By its very nature, any recording of this list is going to be incomplete and somewhat inaccurate, because it has always shifted like the sands. But this scattershot list-making has, on the whole, worked well for me. That level of what I’d call self-delusion is the only thing that kept me powering forward, well past what anyone would consider reasonable limits for a kid not born into power or money. But as I watched the opening of the Emmys this weekend from the bleachers, and pondered the fact that I had not, in fact, walked a red carpet, I wondered if it wasn’t time to reconsider. At going-on-thirty-five, wasn’t it time to resign myself to the things I would never get a chance to do?

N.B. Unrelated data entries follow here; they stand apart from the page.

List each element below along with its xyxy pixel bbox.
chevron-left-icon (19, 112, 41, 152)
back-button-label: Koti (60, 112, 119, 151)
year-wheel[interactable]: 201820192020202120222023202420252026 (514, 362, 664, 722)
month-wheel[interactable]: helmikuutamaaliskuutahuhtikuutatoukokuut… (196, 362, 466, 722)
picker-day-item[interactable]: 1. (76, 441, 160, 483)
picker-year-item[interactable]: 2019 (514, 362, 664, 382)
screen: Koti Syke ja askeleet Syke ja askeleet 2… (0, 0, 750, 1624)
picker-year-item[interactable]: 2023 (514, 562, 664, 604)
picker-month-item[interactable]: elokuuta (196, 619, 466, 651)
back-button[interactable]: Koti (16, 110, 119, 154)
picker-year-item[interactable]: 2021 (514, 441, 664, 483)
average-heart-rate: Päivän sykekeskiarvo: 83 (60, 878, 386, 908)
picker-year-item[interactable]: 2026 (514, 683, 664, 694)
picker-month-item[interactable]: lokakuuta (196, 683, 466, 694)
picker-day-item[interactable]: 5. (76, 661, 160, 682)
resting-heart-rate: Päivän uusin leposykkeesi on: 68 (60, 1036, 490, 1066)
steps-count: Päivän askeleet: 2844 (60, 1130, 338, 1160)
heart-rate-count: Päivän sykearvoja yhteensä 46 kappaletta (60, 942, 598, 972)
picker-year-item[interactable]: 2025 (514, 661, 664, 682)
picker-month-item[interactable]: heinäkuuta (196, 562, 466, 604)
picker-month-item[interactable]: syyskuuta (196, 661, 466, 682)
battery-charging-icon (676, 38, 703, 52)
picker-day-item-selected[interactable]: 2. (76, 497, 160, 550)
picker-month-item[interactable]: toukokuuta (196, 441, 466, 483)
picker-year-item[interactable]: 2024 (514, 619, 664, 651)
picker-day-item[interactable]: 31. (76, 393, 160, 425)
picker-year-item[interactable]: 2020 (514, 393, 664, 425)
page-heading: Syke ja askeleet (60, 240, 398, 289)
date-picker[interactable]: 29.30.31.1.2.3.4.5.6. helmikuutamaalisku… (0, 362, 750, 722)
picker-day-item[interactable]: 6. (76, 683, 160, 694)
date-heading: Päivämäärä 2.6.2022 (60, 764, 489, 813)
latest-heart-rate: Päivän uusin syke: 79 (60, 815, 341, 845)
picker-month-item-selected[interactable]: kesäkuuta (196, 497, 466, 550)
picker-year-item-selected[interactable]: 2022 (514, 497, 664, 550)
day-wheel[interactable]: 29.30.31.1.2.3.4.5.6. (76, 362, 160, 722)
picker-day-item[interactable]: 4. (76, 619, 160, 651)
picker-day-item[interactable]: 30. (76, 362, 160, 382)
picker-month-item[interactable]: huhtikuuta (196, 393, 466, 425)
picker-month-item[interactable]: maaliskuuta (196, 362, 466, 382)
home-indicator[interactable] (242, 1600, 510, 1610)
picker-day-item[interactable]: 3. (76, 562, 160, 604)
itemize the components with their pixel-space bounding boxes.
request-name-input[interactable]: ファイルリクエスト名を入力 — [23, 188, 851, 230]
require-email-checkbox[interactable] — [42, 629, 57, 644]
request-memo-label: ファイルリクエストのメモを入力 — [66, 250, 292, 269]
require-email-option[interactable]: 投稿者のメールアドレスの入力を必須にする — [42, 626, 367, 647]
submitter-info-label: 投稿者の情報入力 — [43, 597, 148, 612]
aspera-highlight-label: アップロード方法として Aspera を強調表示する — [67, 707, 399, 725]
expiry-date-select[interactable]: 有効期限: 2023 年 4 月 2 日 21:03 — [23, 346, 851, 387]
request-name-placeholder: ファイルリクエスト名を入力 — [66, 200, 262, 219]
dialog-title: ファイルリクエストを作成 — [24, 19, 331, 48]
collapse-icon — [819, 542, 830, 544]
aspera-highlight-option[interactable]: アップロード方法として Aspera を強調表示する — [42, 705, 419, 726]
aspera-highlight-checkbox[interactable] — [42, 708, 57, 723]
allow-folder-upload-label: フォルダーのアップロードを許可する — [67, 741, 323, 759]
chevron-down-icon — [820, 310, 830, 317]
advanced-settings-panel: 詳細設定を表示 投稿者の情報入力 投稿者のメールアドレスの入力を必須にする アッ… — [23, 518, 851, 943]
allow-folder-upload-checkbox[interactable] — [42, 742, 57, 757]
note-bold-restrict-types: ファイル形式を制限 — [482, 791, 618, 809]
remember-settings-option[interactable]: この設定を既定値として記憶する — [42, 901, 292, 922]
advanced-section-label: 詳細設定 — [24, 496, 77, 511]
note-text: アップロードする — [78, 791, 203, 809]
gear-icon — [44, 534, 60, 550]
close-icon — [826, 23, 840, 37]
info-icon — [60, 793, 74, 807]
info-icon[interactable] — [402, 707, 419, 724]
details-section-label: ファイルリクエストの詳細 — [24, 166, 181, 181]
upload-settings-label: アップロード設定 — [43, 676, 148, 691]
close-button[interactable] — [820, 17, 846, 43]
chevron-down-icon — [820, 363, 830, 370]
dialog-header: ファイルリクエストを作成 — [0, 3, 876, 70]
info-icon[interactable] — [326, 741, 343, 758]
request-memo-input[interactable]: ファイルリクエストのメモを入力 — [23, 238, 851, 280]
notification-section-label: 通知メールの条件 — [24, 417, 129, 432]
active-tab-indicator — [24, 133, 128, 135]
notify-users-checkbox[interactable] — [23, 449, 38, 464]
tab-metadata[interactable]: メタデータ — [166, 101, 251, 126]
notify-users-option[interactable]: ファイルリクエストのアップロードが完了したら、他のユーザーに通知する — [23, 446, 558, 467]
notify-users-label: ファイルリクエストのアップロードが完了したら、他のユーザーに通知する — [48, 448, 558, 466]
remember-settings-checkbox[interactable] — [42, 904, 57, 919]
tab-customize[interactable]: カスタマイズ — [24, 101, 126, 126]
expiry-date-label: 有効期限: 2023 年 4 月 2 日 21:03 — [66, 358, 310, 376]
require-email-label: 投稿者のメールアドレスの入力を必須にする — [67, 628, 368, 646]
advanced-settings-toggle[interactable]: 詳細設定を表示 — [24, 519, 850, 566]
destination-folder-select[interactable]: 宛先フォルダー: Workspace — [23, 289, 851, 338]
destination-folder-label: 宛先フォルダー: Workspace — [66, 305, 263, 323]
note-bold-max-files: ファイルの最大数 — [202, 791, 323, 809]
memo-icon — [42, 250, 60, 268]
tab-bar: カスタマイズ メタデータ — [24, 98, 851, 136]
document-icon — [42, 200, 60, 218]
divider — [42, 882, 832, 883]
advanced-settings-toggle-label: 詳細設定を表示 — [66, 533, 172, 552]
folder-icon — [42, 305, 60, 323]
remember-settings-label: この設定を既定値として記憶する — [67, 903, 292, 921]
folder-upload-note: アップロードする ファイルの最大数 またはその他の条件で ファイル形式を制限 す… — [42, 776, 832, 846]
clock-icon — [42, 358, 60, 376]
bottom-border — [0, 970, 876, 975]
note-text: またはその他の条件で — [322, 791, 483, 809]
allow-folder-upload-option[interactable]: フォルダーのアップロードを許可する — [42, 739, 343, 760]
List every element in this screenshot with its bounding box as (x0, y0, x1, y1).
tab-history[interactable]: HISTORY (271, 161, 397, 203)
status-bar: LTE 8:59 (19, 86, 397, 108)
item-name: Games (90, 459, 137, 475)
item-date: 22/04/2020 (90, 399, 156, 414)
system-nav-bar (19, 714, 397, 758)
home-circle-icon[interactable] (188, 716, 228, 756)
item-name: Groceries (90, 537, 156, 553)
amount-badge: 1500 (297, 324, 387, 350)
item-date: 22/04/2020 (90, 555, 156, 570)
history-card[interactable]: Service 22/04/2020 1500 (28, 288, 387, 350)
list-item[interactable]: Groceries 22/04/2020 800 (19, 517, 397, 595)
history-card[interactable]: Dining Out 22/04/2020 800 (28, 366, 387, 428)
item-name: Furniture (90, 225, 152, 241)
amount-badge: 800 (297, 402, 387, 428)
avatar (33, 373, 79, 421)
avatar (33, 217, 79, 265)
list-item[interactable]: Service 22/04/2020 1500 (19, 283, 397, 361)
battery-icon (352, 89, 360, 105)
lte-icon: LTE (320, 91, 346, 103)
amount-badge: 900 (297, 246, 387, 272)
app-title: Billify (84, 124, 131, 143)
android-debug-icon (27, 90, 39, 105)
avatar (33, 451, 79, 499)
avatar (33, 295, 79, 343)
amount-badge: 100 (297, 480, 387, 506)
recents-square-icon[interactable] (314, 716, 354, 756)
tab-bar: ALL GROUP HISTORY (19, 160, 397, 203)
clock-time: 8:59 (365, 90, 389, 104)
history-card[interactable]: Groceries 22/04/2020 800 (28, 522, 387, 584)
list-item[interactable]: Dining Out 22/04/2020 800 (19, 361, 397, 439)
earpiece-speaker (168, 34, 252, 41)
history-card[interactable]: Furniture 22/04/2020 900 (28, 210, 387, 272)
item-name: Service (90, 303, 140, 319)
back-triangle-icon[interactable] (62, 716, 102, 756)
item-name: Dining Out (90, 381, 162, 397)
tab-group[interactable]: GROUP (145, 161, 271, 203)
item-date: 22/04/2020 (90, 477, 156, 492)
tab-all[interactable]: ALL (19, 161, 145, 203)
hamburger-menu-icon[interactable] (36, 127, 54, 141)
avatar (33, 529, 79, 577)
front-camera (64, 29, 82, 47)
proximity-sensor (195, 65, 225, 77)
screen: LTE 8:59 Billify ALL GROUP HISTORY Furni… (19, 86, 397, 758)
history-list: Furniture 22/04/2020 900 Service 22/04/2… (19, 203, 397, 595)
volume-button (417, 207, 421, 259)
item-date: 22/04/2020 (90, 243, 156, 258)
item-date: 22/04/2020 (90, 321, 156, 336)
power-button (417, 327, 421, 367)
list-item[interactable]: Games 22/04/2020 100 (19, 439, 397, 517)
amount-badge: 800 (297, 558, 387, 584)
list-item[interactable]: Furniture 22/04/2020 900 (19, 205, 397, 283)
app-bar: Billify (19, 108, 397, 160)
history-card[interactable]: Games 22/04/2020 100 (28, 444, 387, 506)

Isn’t that what this period of my life is supposed to be about?
And then I thought, nah.
That’s no way to live.
I spent a good chunk of my twenties facing up to my limits. When forced to make a big decision, my guiding principal has always been that I don’t ever want to look back, and wonder, “What if…?” I would rather know with certainty that I couldn’t, than look back pretending that maybe I could have, if I’d been one of the people brave enough to give it a go.
When I was asked at David’s ten-year college reunion why I quit acting, I said, “I wasn’t good enough.” The question asker gasped, and I shrugged, because I knew it was true. I’d failed, I’d sat on the sidelines for a while recovering, I’d tried something new and hated that far more, and then I’d allowed myself to be surprised by something I was unexpectedly quite good at. Whatever sting there might have been was long gone.
At almost thirty-five, and I’m in the middle ground, these days. I have plenty of time to accomplish all kinds of things, if I’m willing to keep risking failure. But I no longer have seemingly endless time. My life no longer stretches out in front of me as a series of “What if’s?” Some of those questions are asked now, and answered. But to stop asking the questions? That is not a kind of adulthood I’m willing to even play at.
I don’t know when the feeling of being grown-up will arrive for any person. But this month, we’ll discuss the uncertainty of not feeling like an adult, and the gritty reality of acknowledging that life is happening right now. We’ll talk about owning up to our limits, going easy on ourselves, and settling into our own skins. And while the process of growing up is never over, this month we’ll talk about that feeling of arrival.
On the night of our five-year wedding anniversary, I sat looking out a hotel room window, thinking that I always wondered what kind of adult I’d be, and now I know. This is it, for better or worse, and I need to pay attention so I don’t miss it.